【リヴァイ】いつか地平線を眺めるなら【進撃の巨人】
第25章 ◇第二十四話◇好きになった人【調査兵団入団編】
「ちょっ、ちょっと、リヴァイっ!君は何を言ってるんだよっ!
いや、お母さん、リヴァイって冗談は言うんだけど、下手でねっ!」
ハンジさんが、冗談で流そうとはしてるみたいだけど、笑い声が虚しく響くだけだ。
母親は完全に引いているし、何かを疑い出したかもしれない。
私が、腹を括るしかない。
「あのね、お母さ―。」
「結婚ってのを他の奴らが何を思ってするのかはしらねぇが、
おれも、アンタの娘も、自分で選んで決めてここにいる。
そもそも、おれは、妥協はしねぇ主義だ。」
「はぁ…。」
母は困惑していたけれど、私はその母よりもパニックになっていた自信がある。
リヴァイ兵長は、何を言っているのだろう。
もしかして、私の嘘に付き合ってくれたのだろうか。
言ってる意味がさっぱり分からないけれど、そんな気がする。
首を傾げる私の隣で、ハンジさんがフフッと笑うと、嬉しそうに口を開いた。
「リヴァイはね、こう言いたかったんですよ。
他の人はどうでも、自分達はお互いが好きになって結婚しただけであって、
娘さんでいい、じゃなくて、娘さんが良かったんですよ、って。」
「あ…!」
とてつもなく楽しそうなハンジさんの言葉に、母は驚いていたけれど、私はそれよりも驚いていた自信があるし、心臓が飛び出そうだ。

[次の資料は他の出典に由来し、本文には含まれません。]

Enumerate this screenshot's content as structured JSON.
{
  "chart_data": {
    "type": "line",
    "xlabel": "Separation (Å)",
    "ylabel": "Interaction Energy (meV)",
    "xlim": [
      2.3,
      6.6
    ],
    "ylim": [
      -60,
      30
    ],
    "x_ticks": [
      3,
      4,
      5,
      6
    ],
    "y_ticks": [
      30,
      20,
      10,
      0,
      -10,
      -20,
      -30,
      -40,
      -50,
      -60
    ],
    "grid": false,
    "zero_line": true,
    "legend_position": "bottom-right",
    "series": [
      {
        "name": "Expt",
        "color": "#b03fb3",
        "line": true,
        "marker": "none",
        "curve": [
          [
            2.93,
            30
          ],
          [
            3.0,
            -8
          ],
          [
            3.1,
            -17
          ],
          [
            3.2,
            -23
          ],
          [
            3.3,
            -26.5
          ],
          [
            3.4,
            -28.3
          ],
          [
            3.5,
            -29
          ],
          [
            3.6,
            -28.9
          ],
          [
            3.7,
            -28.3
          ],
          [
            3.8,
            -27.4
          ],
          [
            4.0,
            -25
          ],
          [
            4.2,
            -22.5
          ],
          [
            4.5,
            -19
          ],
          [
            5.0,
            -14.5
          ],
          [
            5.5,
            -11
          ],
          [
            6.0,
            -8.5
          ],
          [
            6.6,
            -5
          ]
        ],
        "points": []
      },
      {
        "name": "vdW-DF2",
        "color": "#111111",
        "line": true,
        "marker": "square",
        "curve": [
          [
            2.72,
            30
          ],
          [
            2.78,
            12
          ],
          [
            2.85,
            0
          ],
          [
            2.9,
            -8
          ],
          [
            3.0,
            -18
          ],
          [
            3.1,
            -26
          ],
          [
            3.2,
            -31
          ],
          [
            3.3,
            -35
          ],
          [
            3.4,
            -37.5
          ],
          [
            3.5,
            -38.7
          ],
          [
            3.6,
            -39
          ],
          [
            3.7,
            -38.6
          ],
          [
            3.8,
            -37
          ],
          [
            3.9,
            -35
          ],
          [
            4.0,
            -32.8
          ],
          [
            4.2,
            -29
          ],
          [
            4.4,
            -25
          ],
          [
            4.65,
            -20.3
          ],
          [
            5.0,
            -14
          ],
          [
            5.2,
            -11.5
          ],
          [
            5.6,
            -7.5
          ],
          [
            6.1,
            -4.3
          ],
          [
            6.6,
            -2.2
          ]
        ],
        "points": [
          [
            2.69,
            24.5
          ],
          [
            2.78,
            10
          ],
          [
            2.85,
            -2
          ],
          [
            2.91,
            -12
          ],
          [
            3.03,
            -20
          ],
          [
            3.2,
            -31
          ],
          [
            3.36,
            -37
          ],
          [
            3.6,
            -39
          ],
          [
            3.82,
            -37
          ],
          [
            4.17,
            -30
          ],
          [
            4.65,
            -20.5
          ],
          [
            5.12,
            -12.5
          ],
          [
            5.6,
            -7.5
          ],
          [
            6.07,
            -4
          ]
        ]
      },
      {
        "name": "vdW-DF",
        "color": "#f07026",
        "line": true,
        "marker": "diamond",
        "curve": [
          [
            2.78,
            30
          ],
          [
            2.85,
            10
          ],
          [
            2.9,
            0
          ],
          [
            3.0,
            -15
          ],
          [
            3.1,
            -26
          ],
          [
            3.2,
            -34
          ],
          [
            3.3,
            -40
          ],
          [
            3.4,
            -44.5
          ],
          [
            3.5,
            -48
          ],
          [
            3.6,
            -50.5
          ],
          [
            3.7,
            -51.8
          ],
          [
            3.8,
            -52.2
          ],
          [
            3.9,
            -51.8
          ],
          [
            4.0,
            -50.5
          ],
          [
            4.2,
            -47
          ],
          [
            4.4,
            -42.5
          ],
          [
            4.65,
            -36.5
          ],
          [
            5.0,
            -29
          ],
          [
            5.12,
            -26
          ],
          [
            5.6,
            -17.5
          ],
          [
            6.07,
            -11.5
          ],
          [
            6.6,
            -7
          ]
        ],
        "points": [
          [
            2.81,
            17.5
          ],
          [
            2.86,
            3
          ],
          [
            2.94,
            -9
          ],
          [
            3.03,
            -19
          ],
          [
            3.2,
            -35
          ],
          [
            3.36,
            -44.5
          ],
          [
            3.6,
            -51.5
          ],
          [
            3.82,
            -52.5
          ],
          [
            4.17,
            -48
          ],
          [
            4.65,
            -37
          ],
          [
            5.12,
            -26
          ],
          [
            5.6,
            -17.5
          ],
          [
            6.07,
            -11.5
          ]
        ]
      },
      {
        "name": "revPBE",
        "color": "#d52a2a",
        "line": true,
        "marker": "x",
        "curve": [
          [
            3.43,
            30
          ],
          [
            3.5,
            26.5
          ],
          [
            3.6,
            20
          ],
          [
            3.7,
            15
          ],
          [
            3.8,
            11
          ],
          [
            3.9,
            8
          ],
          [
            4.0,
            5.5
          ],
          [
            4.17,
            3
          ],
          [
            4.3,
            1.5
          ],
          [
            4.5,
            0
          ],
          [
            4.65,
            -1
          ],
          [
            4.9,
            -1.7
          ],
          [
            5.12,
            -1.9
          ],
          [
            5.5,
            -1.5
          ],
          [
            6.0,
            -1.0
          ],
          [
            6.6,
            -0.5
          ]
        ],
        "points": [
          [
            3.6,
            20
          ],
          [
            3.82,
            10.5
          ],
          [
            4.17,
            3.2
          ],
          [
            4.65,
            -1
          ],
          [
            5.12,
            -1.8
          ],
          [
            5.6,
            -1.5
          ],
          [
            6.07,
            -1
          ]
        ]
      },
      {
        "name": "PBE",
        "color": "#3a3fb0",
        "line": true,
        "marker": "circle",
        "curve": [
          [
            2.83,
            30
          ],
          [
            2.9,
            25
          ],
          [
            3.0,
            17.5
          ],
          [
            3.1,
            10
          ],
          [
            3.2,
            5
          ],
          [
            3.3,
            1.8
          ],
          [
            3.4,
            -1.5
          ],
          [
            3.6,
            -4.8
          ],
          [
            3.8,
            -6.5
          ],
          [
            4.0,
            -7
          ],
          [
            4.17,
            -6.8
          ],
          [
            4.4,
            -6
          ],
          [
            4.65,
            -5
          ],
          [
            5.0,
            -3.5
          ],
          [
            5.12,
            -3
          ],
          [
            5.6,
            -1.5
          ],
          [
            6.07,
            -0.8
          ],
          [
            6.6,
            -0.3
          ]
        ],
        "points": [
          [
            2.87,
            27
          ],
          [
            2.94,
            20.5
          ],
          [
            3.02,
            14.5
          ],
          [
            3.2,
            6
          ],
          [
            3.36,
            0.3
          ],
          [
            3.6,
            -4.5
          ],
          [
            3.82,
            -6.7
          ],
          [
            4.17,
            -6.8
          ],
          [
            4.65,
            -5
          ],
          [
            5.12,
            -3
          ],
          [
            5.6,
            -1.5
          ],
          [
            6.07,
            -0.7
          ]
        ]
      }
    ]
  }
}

そうだよね、とハンジさんに確認されて、リヴァイ兵長は仕方ないという顔で頷いている。
やっぱり、リヴァイ兵長は、勝手な都合の私の嘘に付き合ってくれたのだ。
嘘だと分かっているのに、胸がドキドキしてる。
嘘だと分かっているから、そんな自分の心臓の音も無性に虚しくなる。
「さんには、人類最強の兵士がついているから、
ご安心くださいっ。」
「えぇ、そうみたいですね。」
ハンジさんがリヴァイ兵長の背中をバシッと叩くと、すごく怖い顔で睨んでいたけれど、母はすごく嬉しそうだった。
ルーカスにプロポーズをされて、家族みんなで内地に引っ越せると言ったときは、喜んでいいのかわからないって顔をしていたのに。
私達の嘘を聞いた母は、なんだかとても幸せそうで、私は―。